Revisiting Superstorm Sandy

A new set of oral histories captures the stories behind a life-changing storm.

Abigail Perkiss
Abigail Perkiss '03

Ten years ago, Hurricane Sandy slammed ashore on the New Jersey coastline just north of Atlantic City. The storm, which had developed in the western Caribbean Sea, reached peak intensity in Cuba yet wreaked the most damage in the Northeastern United States.

Abigail Perkiss ’03, a history professor who lives in Philadelphia, got a sense of the storm’s impact when electrical outages caused her workplace, Kean University near Newark, N.J., to remain closed for 10 days.

At the time, Perkiss was finishing her first book, Making Good Neighbors: Civil Rights, Liberalism, and Integration in Postwar Philadelphia. When a friend at the regional oral history association asked if she knew of anyone doing oral history work on Hurricane Sandy, Perkiss realized this could be “an incredible opportunity to document a moment of history as it was still unfolding and to create a set of sources that people could use to understand the impact of Sandy and its broader historical context.”

Recognizing an opportunity to involve her students in the documenting process, Perkiss created a course around the oral history project. “It became bigger than the sum of its parts,” she says of what became a two-year longitudinal oral history project with more than 70 interviews conducted.

Hurricane Sandy on New Jersey’s Forgotten Shore (Cornell University Press) captures stories from residents, business owners, politicians, and policymakers. “We tried to get a holistic picture,” Perkiss says. “We spoke to some folks who lived further inland but ended up spearheading
volunteer efforts, and we also spoke to people who ran social service agencies. Many of them were both trying to rebuild their own lives and trying to respond to the needs of their communities at the same time.”

Among the themes that emerged from the many conversations was the shift in disaster preparedness that had taken place after 9/11 and was the norm by the time Sandy arrived. “That model privileged homeland security and military preparedness at the expense of environmental preparedness and public health preparedness,” Perkiss says.

Hurricane Sandy

It also shifted the emphasis to tourism so that, after the storm, the Atlantic coastline became the focus of the rebuilding efforts and the year-round residents felt marginalized and erased from the narrative.

The oral histories also offer perspective on the dilemmas around shoreline resilience—whether to rebuild the barrier islands or reinforce existing infrastructure.

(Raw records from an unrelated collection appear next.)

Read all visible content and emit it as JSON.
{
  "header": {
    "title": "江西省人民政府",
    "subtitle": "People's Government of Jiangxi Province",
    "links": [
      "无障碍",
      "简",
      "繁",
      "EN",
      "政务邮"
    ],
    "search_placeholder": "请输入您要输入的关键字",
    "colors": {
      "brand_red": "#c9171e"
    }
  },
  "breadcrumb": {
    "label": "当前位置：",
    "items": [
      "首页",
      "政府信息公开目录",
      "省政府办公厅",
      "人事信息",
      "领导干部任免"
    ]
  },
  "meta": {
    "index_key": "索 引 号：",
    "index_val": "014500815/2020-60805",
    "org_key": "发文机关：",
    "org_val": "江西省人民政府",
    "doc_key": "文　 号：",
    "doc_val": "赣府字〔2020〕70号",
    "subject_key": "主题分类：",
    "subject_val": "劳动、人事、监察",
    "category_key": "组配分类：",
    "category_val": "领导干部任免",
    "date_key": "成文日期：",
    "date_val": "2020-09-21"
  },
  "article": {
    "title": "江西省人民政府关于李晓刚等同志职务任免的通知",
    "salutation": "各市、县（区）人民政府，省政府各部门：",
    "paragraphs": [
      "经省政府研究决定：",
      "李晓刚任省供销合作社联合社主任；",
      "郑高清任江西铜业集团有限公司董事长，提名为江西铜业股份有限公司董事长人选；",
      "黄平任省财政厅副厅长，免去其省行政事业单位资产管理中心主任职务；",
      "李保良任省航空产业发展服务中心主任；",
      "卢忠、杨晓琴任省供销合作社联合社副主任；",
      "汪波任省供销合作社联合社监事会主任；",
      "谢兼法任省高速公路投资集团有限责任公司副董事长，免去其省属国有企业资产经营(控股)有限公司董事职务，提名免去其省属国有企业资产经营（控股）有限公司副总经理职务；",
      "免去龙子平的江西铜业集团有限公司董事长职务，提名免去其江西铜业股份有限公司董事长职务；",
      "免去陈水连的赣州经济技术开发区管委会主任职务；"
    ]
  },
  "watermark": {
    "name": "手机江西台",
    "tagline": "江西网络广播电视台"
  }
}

Most of what ended up happening, says Perkiss, was the latter, with houses raised to comply with new flood plain guidelines. “That totally remade the space,” she says, “making it harder for people with mobility issues, for example, to access the spaces.”

Perkiss says working on the project has informed her approach to her next book, where she plans to use oral history methodologies to write about the 1985 MOVE bombing, during which 61 residential homes in West Philadelphia were destroyed during a standoff between the MOVE organization and the police. Perkiss will specifically focus on how the journalists that covered the bombing curated the story and the public understanding of what was happening.

 

 

 

Through a partnership with Stockton University, the oral history interviews have been digitized and are accessible online.